La souffrance nous rappelle que le service rendu par la foi au bien commun est toujours service d’espérance, qui regarde en avant, sachant que c’est seulement de Dieu, de l’avenir qui vient de Jésus ressuscité, que notre société peut trouver ses fondements solides et durables. En ce sens, la foi est reliée à l’espérance parce que, même si notre demeure terrestre vient à être détruite, nous avons une demeure éternelle que Dieu a désormais inaugurée dans le Christ, dans son corps (cf. 2 Co 4, 16-5, 5). Le dynamisme de foi, d’espérance et de charité (cf. 1 Th 1, 3 ; 1 Co 13, 13) nous fait ainsi embrasser les préoccupations de tous les hommes, dans notre marche vers cette ville, « dont Dieu est l’architecte et le constructeur » (He 11, 10), parce que « l’espérance ne déçoit point » (Rm 5, 5).

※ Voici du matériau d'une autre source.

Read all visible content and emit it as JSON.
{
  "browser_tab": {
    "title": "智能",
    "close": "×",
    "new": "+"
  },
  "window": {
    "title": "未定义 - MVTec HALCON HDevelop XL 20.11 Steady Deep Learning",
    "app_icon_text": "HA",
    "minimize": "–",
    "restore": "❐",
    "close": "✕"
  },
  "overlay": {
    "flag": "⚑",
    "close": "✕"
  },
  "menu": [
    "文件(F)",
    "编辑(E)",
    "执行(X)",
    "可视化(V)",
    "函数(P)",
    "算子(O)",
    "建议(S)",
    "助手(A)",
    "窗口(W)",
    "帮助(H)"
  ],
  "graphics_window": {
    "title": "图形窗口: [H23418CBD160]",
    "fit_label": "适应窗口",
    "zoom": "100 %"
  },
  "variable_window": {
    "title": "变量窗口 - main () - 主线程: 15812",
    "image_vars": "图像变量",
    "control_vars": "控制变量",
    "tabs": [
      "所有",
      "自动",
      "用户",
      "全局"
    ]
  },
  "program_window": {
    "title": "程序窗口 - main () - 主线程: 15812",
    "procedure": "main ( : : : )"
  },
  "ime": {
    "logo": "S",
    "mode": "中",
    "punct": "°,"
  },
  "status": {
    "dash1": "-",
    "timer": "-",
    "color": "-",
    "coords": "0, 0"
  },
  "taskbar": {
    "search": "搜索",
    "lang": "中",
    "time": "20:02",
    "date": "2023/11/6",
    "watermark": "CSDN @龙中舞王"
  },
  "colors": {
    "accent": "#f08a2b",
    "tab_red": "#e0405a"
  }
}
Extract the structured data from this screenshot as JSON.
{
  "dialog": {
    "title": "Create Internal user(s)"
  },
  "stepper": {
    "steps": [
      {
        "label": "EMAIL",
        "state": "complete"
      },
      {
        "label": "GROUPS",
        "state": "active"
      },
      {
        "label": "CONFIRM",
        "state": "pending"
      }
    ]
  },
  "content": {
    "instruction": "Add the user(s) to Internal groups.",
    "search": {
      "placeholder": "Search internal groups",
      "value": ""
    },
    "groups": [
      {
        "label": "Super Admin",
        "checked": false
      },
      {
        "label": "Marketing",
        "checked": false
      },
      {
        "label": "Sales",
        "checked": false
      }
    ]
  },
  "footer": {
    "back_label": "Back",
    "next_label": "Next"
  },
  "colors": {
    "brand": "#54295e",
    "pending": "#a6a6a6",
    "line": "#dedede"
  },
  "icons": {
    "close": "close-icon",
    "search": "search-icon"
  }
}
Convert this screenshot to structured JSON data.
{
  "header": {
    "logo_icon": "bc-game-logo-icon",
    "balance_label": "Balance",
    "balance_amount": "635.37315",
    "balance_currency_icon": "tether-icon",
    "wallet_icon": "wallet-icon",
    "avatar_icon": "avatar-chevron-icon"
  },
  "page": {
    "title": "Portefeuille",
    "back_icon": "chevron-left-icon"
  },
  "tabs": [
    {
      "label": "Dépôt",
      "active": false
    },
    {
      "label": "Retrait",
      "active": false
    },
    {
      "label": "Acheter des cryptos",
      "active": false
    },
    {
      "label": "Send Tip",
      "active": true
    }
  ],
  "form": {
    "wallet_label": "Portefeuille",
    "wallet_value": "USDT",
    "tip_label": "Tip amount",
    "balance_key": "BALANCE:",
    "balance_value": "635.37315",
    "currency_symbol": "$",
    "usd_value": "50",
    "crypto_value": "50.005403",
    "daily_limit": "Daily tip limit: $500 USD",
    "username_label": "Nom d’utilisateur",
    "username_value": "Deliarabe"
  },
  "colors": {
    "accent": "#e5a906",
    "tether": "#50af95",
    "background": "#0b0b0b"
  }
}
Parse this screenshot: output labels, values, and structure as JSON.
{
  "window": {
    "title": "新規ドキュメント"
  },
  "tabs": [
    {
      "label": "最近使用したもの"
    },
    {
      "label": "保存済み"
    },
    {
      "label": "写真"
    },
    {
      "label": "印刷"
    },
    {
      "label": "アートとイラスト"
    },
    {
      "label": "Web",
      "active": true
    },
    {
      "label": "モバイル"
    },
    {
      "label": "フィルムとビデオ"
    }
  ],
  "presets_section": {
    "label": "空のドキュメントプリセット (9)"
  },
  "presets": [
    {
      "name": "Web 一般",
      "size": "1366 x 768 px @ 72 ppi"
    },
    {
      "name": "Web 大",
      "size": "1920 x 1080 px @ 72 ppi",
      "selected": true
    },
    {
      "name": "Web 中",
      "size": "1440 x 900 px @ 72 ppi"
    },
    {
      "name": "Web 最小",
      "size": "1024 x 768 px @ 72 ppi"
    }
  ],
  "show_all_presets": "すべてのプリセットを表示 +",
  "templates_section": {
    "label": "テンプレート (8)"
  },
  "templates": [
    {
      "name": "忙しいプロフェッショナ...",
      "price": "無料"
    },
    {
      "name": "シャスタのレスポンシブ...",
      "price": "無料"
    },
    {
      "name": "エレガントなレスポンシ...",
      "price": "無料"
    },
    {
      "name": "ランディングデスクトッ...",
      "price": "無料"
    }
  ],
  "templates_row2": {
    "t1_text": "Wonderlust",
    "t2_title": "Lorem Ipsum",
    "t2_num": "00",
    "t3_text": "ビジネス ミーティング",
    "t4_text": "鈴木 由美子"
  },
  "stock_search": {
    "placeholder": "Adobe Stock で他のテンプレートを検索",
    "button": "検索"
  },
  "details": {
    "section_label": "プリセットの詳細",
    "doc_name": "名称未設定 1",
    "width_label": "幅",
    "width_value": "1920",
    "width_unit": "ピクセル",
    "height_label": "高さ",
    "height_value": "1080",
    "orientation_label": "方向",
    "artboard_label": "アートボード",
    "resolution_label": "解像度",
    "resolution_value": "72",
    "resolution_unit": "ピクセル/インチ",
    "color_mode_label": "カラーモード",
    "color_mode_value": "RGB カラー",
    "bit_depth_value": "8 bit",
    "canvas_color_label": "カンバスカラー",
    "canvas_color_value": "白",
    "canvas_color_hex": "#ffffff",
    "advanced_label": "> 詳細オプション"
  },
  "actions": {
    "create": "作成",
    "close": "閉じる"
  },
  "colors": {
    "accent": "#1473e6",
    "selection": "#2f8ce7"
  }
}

Dans l’unité avec la foi et la charité, l’espérance nous projette vers un avenir certain, qui se situe dans une perspective différente des propositions illusoires des idoles du monde, mais qui donne un nouvel élan et de nouvelles forces à la vie quotidienne. Ne nous faisons pas voler l’espérance, ne permettons pas qu’elle soit rendue vaine par des solutions et des propositions immédiates qui nous arrêtent sur le chemin, qui « fragmentent » le temps, le transformant en moments ; c’est le temps qui gouverne les moments, qui les éclaire et les transforme en maillons d’une chaîne, d’un processus. L’espace fossilise le cours des choses, le temps projette au contraire vers l’avenir et incite à marcher avec espérance.